Варавка вытащил бороду из-под салфетки, положил ее на ладонь, полюбовался ею и снова начал есть, не прерывая своих жалоб. Самгин отметил, что раньше Варавка ел жадно, однако спокойно, с уверенностью, что он успеет съесть сколько хочет. А теперь он, видимо, потерял эту уверенность, неприятно торопится, беспорядочно хватает с тарелок все, что попало под руку, ест неряшливо. Он сильно разбух, щеки оплыли, под глазами вздулись мешки, но глаза стали еще острее, злей, а борода выцвела, в ней явился свинцовый блеск.
— У меня жандармы тоже прищучили одного служащего, знаешь, молодчину: американец, марксист и вообще — коловорот, ф-фа! Но я с Радеевым так настроил прокурора и губернатора, что болван полковник Попов отсюда вылетел. На его место присылают из Петербурга или из Москвы какого-то Васильева; тоже, должно быть, осел, умного человека в такой чортов угол не пошлют. Ты, брат, взгляни, какой домишко изобрел я прокурору, — он выходит в отставку и промышленным делом заняться намерен. Эдакий, знаешь, стиль фен-де-сьекль3, декаданс и вообще — пирог с вареньем!
— Ужасно, — негромко повторила Вера Петровна, сморщив лиловое лицо. — Это для кокотки.

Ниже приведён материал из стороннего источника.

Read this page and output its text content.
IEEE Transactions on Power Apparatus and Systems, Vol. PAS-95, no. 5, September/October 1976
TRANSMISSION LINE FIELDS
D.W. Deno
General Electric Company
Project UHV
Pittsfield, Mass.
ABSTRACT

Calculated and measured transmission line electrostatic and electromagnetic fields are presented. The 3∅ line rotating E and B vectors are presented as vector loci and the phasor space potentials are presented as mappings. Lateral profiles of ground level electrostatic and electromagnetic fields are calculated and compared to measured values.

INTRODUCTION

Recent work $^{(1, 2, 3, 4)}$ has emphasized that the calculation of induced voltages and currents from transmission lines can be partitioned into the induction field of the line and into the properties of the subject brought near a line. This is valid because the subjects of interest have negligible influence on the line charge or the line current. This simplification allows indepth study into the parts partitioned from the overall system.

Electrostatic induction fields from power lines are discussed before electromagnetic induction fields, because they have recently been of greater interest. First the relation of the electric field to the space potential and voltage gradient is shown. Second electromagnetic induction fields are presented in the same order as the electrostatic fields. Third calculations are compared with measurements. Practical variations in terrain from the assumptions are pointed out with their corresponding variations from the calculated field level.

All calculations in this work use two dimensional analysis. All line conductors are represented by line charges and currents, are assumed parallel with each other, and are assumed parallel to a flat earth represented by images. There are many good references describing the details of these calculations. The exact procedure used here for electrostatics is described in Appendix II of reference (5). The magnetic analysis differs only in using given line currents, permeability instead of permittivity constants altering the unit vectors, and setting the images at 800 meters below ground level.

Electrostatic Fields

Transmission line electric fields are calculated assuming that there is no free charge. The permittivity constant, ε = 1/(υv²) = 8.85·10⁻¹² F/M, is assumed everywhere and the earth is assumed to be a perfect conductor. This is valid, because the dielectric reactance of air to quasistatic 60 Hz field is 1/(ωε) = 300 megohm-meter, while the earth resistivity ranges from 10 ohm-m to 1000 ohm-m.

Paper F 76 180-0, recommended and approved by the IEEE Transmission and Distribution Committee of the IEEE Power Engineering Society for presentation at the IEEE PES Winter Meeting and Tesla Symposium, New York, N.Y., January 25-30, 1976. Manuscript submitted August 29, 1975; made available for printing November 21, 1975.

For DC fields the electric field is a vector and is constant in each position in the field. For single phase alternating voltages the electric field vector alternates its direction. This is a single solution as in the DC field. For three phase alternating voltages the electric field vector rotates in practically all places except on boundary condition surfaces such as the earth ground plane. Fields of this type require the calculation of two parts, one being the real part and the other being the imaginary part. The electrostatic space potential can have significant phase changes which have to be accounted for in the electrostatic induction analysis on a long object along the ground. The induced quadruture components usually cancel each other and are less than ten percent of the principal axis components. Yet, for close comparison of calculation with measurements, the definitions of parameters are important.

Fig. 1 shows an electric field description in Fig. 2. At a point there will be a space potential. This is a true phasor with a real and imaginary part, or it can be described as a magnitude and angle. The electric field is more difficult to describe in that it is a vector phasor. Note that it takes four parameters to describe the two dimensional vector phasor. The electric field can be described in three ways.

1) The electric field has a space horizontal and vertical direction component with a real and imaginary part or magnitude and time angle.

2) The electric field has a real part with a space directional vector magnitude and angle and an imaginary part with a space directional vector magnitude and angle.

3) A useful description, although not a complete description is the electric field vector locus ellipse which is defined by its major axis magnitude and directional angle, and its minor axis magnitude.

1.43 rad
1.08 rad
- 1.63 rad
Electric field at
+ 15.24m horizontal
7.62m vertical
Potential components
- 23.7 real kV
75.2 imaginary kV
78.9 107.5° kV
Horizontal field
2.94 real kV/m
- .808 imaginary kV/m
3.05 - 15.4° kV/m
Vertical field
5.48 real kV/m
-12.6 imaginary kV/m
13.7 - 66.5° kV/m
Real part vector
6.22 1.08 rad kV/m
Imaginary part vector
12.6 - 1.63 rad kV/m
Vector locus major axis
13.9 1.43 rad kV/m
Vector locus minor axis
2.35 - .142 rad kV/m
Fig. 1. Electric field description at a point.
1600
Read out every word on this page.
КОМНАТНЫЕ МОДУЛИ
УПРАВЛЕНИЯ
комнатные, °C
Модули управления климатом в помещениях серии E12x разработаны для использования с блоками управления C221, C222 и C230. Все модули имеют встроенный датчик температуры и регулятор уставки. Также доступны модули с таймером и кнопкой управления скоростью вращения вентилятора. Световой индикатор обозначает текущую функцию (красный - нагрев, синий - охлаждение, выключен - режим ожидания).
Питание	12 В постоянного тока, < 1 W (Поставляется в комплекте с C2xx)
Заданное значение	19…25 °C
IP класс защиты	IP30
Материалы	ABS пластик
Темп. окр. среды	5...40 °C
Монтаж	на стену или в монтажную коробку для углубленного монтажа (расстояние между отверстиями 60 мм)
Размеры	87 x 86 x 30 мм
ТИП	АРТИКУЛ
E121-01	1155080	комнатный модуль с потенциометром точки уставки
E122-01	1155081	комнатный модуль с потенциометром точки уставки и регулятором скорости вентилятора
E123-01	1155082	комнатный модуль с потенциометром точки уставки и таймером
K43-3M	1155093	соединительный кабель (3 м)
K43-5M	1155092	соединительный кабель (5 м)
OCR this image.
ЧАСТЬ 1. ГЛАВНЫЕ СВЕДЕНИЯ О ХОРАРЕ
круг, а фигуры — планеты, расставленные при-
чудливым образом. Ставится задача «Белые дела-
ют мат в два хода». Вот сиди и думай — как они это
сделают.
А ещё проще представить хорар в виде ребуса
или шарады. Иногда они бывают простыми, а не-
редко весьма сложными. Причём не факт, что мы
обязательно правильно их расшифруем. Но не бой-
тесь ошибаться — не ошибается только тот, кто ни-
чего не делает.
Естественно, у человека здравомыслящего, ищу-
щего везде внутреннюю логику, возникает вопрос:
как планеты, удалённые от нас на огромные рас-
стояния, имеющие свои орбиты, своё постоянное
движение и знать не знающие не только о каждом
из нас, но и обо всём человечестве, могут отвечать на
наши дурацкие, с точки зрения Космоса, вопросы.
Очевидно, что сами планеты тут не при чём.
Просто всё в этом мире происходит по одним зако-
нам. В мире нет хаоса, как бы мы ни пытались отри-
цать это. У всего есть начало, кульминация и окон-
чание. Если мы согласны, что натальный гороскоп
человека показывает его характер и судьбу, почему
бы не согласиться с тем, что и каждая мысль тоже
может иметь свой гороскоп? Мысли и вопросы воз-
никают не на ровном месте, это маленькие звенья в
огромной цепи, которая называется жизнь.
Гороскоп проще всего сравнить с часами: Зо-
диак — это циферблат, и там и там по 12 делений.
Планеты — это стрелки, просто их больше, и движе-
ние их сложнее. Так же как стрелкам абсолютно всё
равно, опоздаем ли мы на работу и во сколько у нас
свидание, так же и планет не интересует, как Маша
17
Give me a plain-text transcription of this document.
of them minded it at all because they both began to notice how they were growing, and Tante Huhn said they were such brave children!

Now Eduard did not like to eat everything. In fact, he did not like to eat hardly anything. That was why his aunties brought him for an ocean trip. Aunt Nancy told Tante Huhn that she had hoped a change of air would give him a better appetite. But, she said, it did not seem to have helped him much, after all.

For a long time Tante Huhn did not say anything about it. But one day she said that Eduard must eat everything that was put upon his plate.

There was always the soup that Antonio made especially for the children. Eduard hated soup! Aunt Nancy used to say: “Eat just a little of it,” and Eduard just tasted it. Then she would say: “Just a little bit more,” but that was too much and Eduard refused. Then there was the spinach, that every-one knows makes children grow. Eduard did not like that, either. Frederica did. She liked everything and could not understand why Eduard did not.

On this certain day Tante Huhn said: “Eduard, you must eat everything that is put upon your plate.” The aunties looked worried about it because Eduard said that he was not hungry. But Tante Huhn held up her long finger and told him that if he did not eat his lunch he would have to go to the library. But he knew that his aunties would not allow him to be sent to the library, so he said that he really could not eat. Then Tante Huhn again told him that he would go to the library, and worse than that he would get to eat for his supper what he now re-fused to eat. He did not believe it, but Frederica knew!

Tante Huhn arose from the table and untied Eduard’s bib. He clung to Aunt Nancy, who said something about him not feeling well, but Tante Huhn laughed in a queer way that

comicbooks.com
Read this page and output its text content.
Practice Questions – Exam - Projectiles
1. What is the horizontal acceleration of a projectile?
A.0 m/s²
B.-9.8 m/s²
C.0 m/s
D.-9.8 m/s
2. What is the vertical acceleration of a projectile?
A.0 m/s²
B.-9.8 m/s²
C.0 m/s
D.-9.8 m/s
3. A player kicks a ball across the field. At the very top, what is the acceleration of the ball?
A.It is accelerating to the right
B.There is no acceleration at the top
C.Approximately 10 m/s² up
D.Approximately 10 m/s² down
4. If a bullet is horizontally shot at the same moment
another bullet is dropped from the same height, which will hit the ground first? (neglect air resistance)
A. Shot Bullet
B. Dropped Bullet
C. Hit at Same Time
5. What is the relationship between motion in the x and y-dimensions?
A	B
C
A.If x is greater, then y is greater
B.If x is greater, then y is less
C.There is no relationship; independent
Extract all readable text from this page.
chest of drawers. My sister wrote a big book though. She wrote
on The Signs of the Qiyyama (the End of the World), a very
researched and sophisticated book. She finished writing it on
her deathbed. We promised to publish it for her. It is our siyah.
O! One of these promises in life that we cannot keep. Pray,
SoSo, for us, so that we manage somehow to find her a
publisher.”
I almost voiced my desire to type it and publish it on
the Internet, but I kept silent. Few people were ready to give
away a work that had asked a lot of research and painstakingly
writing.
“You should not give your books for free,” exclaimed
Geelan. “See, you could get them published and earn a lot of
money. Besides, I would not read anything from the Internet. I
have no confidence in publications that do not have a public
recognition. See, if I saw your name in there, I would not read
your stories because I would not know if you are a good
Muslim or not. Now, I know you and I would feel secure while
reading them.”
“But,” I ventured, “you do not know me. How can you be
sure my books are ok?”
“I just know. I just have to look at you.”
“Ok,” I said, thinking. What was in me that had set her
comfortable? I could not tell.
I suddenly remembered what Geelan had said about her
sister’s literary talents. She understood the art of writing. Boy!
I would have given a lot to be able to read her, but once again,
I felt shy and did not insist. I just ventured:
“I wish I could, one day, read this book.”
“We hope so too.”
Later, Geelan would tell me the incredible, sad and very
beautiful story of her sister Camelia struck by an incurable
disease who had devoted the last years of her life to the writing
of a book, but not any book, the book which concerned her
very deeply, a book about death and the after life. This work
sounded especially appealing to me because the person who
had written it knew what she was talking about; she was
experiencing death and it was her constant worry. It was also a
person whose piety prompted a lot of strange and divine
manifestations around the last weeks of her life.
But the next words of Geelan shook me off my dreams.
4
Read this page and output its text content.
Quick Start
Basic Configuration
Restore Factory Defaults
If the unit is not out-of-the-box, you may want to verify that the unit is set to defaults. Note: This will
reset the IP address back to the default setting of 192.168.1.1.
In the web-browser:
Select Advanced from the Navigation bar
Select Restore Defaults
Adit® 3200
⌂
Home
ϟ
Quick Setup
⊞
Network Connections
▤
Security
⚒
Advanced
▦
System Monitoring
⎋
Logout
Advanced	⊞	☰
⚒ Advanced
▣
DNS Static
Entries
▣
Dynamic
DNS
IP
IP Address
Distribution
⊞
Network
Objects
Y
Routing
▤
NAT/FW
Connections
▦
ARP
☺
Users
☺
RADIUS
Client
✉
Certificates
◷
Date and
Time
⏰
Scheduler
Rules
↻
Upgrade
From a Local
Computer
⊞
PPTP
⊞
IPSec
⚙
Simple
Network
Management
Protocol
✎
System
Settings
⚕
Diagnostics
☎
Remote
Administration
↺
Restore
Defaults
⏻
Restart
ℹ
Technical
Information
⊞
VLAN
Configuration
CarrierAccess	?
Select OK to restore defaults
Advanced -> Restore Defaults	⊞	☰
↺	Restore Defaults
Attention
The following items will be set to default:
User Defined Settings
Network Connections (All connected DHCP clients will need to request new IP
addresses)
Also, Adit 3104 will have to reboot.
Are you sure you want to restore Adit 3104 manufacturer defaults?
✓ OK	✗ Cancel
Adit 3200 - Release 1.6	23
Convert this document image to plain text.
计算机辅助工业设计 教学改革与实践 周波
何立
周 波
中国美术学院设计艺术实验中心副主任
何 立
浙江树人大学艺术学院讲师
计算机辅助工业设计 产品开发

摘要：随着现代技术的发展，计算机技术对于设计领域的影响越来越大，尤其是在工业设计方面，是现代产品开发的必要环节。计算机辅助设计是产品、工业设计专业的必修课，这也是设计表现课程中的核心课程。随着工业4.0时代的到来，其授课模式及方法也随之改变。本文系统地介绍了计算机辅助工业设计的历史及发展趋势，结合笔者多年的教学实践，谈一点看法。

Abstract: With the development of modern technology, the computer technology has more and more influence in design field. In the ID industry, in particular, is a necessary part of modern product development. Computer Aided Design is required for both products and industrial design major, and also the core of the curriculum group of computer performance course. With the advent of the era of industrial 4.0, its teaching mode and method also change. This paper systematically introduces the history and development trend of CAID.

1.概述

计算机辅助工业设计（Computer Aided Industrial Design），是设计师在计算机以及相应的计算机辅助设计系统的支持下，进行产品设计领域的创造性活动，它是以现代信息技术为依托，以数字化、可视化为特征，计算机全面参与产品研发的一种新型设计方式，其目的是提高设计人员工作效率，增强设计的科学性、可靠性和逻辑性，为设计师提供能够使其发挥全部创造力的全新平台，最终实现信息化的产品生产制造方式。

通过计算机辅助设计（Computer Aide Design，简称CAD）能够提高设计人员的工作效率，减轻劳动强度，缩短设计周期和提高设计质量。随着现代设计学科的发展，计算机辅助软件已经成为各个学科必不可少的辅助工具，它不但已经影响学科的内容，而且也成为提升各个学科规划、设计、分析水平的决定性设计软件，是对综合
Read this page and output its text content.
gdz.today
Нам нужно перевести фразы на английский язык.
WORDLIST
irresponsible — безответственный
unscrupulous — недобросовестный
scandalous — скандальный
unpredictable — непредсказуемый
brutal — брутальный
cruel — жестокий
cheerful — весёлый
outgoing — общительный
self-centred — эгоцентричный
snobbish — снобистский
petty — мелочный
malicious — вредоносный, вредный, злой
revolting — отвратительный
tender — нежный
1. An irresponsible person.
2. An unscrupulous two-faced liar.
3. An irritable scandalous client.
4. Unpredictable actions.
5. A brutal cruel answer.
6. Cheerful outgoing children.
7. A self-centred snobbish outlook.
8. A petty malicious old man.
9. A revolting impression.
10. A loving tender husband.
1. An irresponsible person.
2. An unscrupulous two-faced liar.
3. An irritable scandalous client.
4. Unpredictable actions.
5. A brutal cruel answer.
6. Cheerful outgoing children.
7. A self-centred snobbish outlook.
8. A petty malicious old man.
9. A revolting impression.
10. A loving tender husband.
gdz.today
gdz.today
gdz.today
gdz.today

— А — мне что? — вскинулся Варавка. — Вкус хозяина, он мне картинку в немецком журнале показал, спросил: можете эдак? А — пожалуйста! Я — как вам угодно могу, я для вас могу построить собачью конуру, свинарник, конюшню…
— Этого ты ему не мог сказать, — заметила Вера Петровна.
— Не хотел, а не — не мог. Я, матушка, все могу сказать.
Варавка, упираясь руками в ручки кресла, тяжело поднял себя и на подгибающихся ногах пошел отдохнуть.
— Через полчаса надо ехать в клуб, ругаться, — сообщил он Климу.
Мать, медленно поворачивая шею, смотрела вслед ему, как смотрят на извозчика, который, проехав мимо, едва не задел возом.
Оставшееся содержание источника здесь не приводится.